Bonsoir !

Voilà mon nouvel OS sur Délirium. Il est centré sur le personnage de Raven.

Je tiens à dire que ce texte contient des spoilers pour les personnes n'ayant pas lu les trois petites nouvelles écrites par l'auteur, dont seule Hana est à ce jour paru en France.

En effet, au cours de la nouvelle parlant de Raven, on apprend que cette dernière est enceinte de Tack à la fin du second tome. On y découvre également ses doutes, et son envie de vivre loin de cette guerre.

J'ai donc écrit cet OS en me demandant ce qui avait pu la pousser à se sacrifier, lors de l'assaut du Mur à la fin de Requiem, en tenant compte de ces informations.

J'ai également repris deux citations du livre, que vous devriez reconnaître...

Donc bonne lecture, et n'hésitez pas à laisser un commentaire pour me donner votre avis !


Raven s'agitait derrière l'épais buisson de houx où elle avait choisi de se cacher. Elle était nerveuse, et avait du mal à rester inactive. Tout se déciderait d'ici deux heures. Deux toutes petites heures. Le combat de toute une vie se matérialiserait enfin.

Elle se répétait encore, inlassablement, les rôles qu'ils devraient jouer dès que le signal serait lancé : un petit détachement, s'étant déjà avancé, tirerait des coups de feu, indiquant au groupe principal de commencer l'assaut. Leur but était de protéger les quatre porteurs de bombes, qui devaient les déposer aux endroits décidés la nuit dernière. Le troisième et dernier groupe les suivrait de près et se rendrait directement à l'emplacement de la cible.

Comme percevant son agitation, Tack se tourna, laissant sa tête dépasser de l'arbuste au côté duquel il s'était caché. Puis il lui adressa un léger sourire.

Son estomac se retourna. Elle se souvenait encore du dilemme l'ayant habité la veille.

Elle en avait encore la capacité. Elle pouvait encore le faire. Elle pouvait encore lui prendre la main et s'enfuir dans la Nature, là où personne ne les retrouveraient. Là où la guerre ne les atteindrait pas. Ils élèveraient ensemble le bébé, lui apprendraient à découvrir le monde. Et elle s'en occuperait. Elle ne la laisserait pas tomber. Pas comme elle l'avait fait avec Blue.

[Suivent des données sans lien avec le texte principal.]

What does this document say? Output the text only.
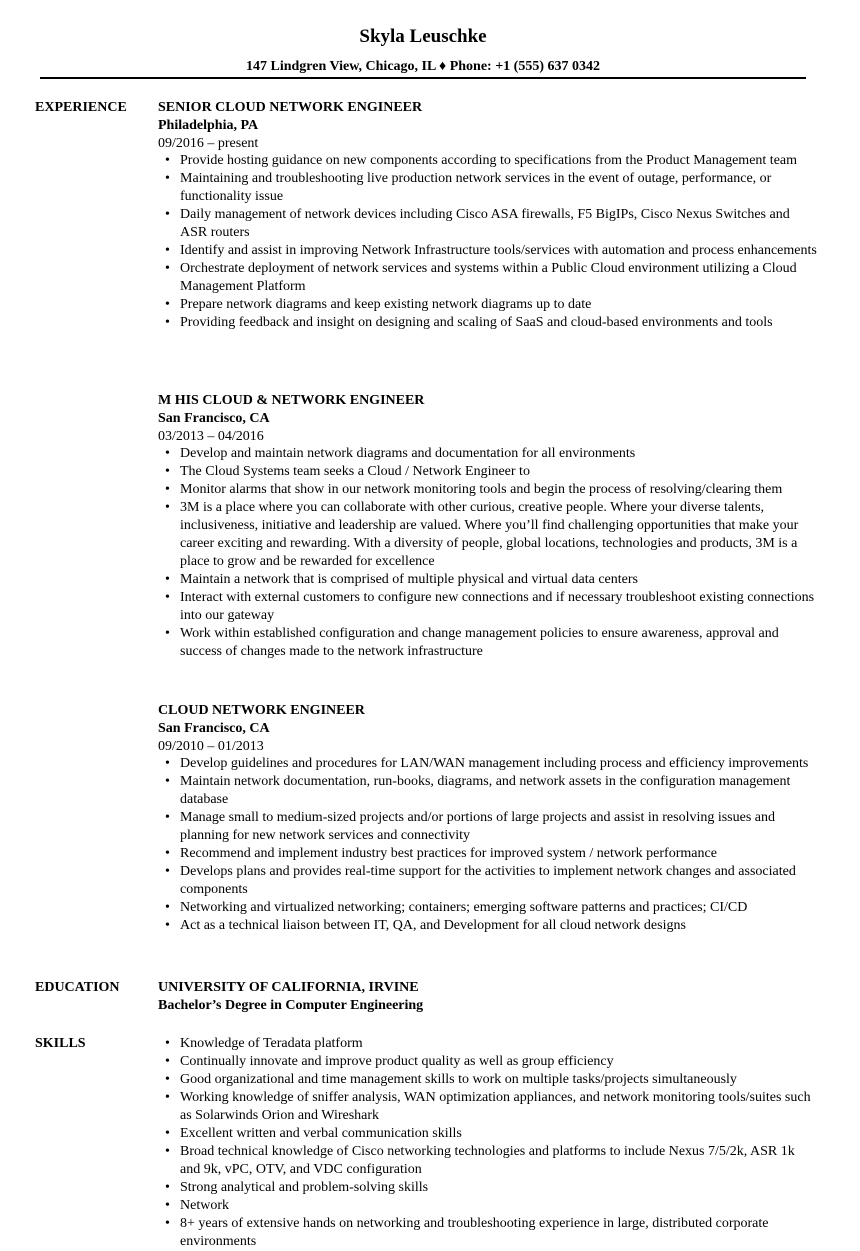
Skyla Leuschke
147 Lindgren View, Chicago, IL ♦ Phone: +1 (555) 637 0342
EXPERIENCE SENIOR CLOUD NETWORK ENGINEER
Philadelphia, PA
09/2016 – present
• Provide hosting guidance on new components according to specifications from the Product Management team
• Maintaining and troubleshooting live production network services in the event of outage, performance, or functionality issue
• Daily management of network devices including Cisco ASA firewalls, F5 BigIPs, Cisco Nexus Switches and ASR routers
• Identify and assist in improving Network Infrastructure tools/services with automation and process enhancements
• Orchestrate deployment of network services and systems within a Public Cloud environment utilizing a Cloud Management Platform
• Prepare network diagrams and keep existing network diagrams up to date
• Providing feedback and insight on designing and scaling of SaaS and cloud-based environments and tools
M HIS CLOUD & NETWORK ENGINEER
San Francisco, CA
03/2013 – 04/2016
• Develop and maintain network diagrams and documentation for all environments
• The Cloud Systems team seeks a Cloud / Network Engineer to
• Monitor alarms that show in our network monitoring tools and begin the process of resolving/clearing them
• 3M is a place where you can collaborate with other curious, creative people. Where your diverse talents, inclusiveness, initiative and leadership are valued. Where you’ll find challenging opportunities that make your career exciting and rewarding. With a diversity of people, global locations, technologies and products, 3M is a place to grow and be rewarded for excellence
• Maintain a network that is comprised of multiple physical and virtual data centers
• Interact with external customers to configure new connections and if necessary troubleshoot existing connections into our gateway
• Work within established configuration and change management policies to ensure awareness, approval and success of changes made to the network infrastructure
CLOUD NETWORK ENGINEER
San Francisco, CA
09/2010 – 01/2013
• Develop guidelines and procedures for LAN/WAN management including process and efficiency improvements
• Maintain network documentation, run-books, diagrams, and network assets in the configuration management database
• Manage small to medium-sized projects and/or portions of large projects and assist in resolving issues and planning for new network services and connectivity
• Recommend and implement industry best practices for improved system / network performance
• Develops plans and provides real-time support for the activities to implement network changes and associated components
• Networking and virtualized networking; containers; emerging software patterns and practices; CI/CD
• Act as a technical liaison between IT, QA, and Development for all cloud network designs
EDUCATION	UNIVERSITY OF CALIFORNIA, IRVINE
Bachelor’s Degree in Computer Engineering
SKILLS
•	Knowledge of Teradata platform
• Continually innovate and improve product quality as well as group efficiency
• Good organizational and time management skills to work on multiple tasks/projects simultaneously
• Working knowledge of sniffer analysis, WAN optimization appliances, and network monitoring tools/suites such as Solarwinds Orion and Wireshark
• Excellent written and verbal communication skills
• Broad technical knowledge of Cisco networking technologies and platforms to include Nexus 7/5/2k, ASR 1k and 9k, vPC, OTV, and VDC configuration
• Strong analytical and problem-solving skills
• Network
• 8+ years of extensive hands on networking and troubleshooting experience in large, distributed corporate environments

Mais elle avait vu cette foule de centaines de réfugiés que Pipa avait réussi à sauver, les vêtements déchirés, amaigris, couverts de boue et de blessures. Avec l'espoir brillant dans leurs yeux. Et elle avait décidé qu'elle ne fuirait pas. Elle avait passé trop de temps à prévoir cela, à vivre pour un monde libéré, où les Murs n'existeraient plus. Si elle pouvait déjà être libre, en s'enfuyant dans la Nature, elle devait cependant donner la possibilité d'une vie meilleure aux autres.

En donner la possibilité à son futur bébé…

Elle avait commencé par avoir quelques nausées, à se sentir mal à l'aise, et à avoir continuellement chaud. Elle l'avait tout d'abord ignoré ; après tout, elle vivait depuis de nombreuses d'années dans la Nature et savait ce qui valait la peine de s'inquiéter. Puis elle l'avait senti, légèrement. Elle avait pris du poids. C'est alors qu'elle s'était mise à paniquer. Elle avait réussi à négocier un test de grossesse avec un des Sympathisant, contre l'un des couteaux de Tack. Il avait été positif. Ce n'était pas impossible, après tout. Elle était allée plusieurs fois relever des pièges avec Tack, ces derniers temps. Une vague d'espoir s'était déversée en elle.

Je l'appellerais Blue.

Puis les coups de fusils ont retenti, plusieurs dizaines d'affilés. Et tous les Invalides se sont levés, comme un même homme, courant vers ce mur de béton construit pour endiguer les mensonges. Ils saisirent les échelles de corde, qui apparaissaient sur toute la longueur, lancées par des Sympathisants, et grimpaient à un rythme soutenu, comme une fourmilière.

Raven atteignit rapidement le haut du mur, devancée par Pipa. Cette dernière ployait presque sur le poids de la bombe qu'elle portait. Elle fit une pose, juste une seconde. Elle sentait la main de Tack dans son dos, comme pour la rassurer.

Que fait ma petite main ? Elle frappe : pan pan pan ! Et puis, elle s'en va.

Alors, au milieu de ces cris et de cette poussière, qui ne semblaient jamais suffisamment saturer l'atmosphère, elle vit un garde, les jambes légèrement écartées, dont l'arme pointait une femme carrée d'une trentaine d'années, au dos affaissé par sa charge. Pipa.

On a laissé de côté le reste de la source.